Apretó los dientes, asaltado por un dolor atroz que lo dejó destrozado. De pequeños habían estado muy unidos. Habían sido los mejores amigos. Lo había compartido todo con Aquerón.
Y en esos momentos…
Aquerón lo odiaba tanto como Ryssa. Su hermano no quería saber nada de él.
Se estremeció al recordar las perversiones que le habían hecho durante su estancia en la Atlántida, según había confesado Estes. Ni siquiera sabía si eran ciertas.
«Ojalá jamás lo sepa», deseó.
Porque no estaba seguro de poder soportarlo si esa era la verdad.
Tras desnudarse, contempló los moratones que delataban los malos tratos a los que se había visto sometido. ¿Por qué no sanaban de una vez? Aunque de todas formas, poco importaba. En cuanto desaparecieran, seguiría marcado como un puto.

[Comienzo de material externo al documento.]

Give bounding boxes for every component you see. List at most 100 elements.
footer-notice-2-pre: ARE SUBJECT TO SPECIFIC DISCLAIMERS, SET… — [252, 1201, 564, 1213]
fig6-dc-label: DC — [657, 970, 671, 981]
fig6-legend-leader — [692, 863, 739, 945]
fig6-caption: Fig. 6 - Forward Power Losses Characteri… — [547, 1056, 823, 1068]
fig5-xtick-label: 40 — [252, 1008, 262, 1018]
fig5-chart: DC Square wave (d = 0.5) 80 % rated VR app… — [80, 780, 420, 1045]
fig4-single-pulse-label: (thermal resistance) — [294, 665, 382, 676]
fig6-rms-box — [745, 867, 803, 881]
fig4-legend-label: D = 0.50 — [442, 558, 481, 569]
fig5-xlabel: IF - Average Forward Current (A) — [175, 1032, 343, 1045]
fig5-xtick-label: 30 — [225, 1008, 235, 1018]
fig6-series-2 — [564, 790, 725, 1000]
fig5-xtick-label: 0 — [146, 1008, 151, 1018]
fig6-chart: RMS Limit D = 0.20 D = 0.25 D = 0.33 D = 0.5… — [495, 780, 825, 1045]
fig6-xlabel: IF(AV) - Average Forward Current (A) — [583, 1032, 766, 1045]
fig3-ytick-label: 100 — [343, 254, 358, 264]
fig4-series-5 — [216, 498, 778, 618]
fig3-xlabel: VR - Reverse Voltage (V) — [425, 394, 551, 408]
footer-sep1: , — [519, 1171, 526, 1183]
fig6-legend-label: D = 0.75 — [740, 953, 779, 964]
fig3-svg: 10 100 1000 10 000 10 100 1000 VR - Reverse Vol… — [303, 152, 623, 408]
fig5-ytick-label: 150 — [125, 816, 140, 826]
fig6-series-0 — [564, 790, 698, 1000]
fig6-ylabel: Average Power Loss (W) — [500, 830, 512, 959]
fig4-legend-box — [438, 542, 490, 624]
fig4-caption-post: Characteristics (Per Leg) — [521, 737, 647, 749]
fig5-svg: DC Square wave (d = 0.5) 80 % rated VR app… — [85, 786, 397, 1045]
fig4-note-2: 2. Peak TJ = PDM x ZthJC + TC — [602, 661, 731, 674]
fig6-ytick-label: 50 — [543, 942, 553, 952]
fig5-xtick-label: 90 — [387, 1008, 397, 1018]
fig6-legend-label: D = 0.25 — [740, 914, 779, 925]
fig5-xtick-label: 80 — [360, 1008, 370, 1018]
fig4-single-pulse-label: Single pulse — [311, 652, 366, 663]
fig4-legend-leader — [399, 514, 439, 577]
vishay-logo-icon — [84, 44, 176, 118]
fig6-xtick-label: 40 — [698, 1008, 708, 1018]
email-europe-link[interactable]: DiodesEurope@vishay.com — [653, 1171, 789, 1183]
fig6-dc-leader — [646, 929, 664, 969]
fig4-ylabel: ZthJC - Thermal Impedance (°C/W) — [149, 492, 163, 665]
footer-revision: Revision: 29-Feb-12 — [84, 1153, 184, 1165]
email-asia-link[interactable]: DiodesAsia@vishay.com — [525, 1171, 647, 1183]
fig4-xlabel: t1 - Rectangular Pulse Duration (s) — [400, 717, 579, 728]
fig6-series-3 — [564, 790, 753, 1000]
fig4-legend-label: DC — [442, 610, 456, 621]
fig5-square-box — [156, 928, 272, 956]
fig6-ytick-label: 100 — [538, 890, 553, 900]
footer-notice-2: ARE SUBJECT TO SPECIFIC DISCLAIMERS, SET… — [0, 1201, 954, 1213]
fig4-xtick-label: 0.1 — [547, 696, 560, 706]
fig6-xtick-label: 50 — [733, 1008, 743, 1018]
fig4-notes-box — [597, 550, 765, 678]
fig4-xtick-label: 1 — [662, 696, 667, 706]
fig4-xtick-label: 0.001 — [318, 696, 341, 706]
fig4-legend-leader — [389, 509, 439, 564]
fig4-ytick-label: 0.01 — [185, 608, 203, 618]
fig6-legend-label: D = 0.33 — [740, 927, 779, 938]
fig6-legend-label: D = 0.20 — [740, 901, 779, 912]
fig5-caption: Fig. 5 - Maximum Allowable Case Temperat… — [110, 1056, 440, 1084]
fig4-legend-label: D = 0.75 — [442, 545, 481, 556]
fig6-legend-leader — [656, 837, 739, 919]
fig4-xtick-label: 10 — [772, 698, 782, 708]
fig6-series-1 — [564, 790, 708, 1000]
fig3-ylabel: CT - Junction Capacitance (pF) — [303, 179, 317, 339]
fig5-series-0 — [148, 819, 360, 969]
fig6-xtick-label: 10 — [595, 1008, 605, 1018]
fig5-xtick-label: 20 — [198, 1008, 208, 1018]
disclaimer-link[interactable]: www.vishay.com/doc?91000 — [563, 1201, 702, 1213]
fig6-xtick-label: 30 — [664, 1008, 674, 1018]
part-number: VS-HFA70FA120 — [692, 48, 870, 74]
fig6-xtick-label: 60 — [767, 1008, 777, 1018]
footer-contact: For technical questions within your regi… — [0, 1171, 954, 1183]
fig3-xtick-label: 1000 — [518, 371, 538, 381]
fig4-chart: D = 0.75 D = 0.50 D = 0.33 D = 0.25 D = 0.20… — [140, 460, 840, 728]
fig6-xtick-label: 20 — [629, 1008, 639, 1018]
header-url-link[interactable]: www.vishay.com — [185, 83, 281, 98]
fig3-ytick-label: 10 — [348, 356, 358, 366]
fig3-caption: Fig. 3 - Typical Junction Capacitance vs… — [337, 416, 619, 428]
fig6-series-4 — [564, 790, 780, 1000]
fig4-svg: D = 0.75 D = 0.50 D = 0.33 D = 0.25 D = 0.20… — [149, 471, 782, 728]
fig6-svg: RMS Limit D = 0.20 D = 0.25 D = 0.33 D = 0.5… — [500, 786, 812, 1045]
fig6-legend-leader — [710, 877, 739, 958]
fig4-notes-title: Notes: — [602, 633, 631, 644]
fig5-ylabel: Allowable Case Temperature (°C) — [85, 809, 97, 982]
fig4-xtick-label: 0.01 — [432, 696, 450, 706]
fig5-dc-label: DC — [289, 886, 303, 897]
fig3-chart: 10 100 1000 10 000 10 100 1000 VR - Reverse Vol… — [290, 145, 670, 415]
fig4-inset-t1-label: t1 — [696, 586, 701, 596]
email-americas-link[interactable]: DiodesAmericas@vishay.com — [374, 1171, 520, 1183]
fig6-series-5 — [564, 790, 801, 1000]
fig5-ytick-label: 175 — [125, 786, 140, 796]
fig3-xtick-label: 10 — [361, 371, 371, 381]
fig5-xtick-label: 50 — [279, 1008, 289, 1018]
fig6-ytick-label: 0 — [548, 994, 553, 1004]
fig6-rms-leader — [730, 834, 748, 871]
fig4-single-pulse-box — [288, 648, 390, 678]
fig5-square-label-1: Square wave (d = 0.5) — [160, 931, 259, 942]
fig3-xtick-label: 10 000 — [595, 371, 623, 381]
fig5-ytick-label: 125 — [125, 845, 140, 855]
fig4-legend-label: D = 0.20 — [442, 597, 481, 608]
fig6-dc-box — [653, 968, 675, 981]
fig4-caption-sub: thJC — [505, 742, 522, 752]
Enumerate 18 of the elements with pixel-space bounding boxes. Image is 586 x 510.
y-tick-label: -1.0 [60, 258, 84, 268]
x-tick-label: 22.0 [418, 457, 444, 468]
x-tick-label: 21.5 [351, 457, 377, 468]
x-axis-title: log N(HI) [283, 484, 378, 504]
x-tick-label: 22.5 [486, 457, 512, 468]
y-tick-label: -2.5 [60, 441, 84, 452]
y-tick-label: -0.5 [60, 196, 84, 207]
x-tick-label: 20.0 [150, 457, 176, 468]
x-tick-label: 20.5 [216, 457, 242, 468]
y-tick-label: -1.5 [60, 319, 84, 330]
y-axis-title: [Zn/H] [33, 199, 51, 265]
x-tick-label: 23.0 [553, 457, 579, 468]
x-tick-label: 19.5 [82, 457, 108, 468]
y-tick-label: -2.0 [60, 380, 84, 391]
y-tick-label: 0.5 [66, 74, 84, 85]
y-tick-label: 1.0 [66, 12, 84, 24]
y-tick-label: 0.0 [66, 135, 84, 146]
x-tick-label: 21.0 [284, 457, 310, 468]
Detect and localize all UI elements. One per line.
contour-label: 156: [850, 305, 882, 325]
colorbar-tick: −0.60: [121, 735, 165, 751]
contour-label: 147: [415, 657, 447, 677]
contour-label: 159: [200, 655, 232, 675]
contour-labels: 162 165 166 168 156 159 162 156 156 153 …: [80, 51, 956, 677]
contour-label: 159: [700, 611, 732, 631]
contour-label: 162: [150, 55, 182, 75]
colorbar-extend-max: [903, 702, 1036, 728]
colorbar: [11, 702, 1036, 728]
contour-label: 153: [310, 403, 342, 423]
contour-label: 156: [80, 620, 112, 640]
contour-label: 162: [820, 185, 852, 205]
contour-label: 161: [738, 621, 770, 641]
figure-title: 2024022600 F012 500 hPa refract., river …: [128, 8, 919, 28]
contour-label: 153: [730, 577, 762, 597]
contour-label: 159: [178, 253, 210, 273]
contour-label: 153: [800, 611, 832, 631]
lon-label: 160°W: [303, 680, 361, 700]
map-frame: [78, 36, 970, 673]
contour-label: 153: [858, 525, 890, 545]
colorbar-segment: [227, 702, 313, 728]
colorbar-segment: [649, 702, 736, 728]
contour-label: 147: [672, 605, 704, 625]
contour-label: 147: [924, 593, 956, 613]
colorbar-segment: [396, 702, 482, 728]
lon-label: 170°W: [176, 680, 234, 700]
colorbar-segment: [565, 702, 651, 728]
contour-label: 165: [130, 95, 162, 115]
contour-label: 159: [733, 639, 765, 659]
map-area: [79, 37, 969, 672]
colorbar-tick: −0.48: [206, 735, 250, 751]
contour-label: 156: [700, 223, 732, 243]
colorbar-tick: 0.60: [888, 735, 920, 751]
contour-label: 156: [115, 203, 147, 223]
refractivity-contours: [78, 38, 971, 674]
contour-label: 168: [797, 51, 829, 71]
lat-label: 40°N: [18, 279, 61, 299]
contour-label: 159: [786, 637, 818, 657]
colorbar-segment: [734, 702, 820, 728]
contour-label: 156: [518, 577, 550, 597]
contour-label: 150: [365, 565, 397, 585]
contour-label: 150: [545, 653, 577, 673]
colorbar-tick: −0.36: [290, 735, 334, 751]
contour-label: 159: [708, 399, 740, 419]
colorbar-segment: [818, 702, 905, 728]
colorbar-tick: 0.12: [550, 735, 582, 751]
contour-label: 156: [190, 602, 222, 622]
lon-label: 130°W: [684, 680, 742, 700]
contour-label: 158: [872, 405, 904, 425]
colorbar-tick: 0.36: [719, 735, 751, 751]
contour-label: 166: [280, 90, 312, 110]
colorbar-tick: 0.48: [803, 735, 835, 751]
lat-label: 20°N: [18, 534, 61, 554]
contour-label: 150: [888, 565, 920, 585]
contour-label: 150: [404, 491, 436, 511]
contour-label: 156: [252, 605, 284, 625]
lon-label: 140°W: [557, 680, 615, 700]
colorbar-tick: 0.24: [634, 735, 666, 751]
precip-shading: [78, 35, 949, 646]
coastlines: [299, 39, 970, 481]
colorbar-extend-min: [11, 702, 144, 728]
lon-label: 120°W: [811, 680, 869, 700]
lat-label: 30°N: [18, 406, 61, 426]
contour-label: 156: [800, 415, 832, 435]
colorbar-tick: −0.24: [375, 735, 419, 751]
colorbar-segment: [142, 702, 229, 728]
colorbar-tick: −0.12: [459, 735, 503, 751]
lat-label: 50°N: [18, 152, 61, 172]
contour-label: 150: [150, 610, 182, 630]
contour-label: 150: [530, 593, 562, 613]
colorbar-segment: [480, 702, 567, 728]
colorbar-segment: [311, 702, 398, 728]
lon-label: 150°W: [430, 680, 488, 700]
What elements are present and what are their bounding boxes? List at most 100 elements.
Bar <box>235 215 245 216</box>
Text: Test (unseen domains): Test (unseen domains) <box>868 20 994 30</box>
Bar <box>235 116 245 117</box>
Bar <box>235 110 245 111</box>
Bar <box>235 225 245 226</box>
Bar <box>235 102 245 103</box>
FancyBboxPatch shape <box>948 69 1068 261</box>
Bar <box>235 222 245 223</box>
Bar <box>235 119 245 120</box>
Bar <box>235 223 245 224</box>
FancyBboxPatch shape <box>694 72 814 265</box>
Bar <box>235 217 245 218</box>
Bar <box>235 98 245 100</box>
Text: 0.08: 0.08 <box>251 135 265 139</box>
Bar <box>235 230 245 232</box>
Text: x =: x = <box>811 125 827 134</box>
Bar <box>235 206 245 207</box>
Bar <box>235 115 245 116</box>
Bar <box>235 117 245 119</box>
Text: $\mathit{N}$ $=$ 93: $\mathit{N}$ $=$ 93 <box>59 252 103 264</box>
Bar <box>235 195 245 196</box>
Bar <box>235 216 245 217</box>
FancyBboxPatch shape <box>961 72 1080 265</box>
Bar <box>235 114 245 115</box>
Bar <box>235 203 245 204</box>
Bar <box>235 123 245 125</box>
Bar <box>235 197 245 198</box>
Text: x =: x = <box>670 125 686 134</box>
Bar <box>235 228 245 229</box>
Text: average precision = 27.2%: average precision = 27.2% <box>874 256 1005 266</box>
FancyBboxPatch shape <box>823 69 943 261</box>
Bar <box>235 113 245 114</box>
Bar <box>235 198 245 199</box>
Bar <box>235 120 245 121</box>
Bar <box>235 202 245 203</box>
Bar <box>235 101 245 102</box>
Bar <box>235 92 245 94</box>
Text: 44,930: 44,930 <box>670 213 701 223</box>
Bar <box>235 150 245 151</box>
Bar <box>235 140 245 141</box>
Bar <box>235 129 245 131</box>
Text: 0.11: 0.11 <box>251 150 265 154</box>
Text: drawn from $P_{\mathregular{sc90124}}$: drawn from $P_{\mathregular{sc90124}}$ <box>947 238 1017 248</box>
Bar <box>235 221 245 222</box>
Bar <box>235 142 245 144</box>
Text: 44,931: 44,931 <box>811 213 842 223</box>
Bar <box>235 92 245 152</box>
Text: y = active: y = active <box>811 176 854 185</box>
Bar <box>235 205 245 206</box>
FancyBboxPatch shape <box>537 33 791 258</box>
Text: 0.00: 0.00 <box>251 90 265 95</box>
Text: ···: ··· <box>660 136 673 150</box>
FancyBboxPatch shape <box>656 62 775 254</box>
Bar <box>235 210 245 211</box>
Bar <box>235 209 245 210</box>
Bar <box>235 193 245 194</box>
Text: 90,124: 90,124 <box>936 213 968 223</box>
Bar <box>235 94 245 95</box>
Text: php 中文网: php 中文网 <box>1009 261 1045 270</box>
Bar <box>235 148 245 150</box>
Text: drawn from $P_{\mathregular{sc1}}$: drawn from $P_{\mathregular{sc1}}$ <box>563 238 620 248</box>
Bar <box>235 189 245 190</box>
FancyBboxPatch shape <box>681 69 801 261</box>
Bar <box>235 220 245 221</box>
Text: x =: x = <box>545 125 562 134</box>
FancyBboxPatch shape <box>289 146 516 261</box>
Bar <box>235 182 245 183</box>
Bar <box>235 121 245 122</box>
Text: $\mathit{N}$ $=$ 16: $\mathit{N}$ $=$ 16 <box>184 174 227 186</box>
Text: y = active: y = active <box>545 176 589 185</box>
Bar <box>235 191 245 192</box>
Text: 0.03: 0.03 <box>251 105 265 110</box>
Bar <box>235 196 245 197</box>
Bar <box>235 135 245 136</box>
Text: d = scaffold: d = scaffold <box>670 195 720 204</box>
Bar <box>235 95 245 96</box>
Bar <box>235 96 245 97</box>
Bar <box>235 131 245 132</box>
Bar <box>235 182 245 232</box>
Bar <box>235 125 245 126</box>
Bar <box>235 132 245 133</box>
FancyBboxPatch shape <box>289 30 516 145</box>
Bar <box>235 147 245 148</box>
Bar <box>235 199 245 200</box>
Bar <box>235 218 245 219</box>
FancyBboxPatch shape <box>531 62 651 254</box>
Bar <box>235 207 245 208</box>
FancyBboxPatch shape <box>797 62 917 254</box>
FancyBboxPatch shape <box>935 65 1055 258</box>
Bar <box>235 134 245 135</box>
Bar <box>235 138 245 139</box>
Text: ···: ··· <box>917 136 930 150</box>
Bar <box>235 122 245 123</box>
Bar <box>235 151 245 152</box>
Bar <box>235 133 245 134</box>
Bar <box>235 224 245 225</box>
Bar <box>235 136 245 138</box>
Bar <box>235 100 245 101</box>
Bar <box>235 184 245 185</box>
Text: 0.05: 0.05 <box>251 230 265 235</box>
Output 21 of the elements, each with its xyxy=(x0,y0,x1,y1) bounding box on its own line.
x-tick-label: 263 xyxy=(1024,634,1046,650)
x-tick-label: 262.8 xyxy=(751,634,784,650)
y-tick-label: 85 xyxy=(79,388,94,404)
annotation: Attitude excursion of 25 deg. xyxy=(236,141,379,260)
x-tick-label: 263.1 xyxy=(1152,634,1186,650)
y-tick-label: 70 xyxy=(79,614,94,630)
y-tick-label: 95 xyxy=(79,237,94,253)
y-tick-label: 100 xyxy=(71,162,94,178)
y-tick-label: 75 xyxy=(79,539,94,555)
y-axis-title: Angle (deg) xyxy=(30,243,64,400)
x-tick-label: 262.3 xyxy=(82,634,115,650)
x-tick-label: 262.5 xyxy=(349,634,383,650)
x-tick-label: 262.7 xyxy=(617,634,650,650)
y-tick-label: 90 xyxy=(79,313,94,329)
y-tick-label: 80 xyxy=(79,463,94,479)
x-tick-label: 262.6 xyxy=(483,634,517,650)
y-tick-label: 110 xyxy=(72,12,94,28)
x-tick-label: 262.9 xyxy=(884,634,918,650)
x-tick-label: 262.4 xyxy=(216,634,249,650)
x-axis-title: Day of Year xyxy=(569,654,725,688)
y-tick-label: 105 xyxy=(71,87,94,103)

Y esa marca no lo abandonaría jamás.
Incapaz de lidiar con todo eso, echó un puñado de hierbas en el cáliz que descansaba en la mesita de noche y después las cubrió de vino. Cuanto antes se drogara o se emborrachara hasta perder el conocimiento, mejor. Apuró la bebida de un trago y contempló furioso la almohada que le recordaba la infancia perdida. El amor y la amistad que jamás tendría de nuevo.
La inocencia.
Pero sobre todo, le recordó el hecho de que Aquerón había llamado a Estes para que lo atrapara cuando él fue a rescatarlo, arriesgando su vida en el proceso. Mientras él trataba de liberar a su hermano, él había hecho que lo capturaran.
—¡Eres un cabrón asqueroso! —masculló al tiempo que agarraba la almohada.
Movido por la rabia, la arrojó a la chimenea y dejó que las llamas la redujeran a cenizas.
Después cayó de rodillas al suelo y trató de olvidarlo todo. En vano. Los nuevos recuerdos lo torturaban más que los antiguos.
«Estoy condenado», se dijo.
No había escapatoria alguna, ya que su mente lo flagelaba con más saña que cualquier verdugo.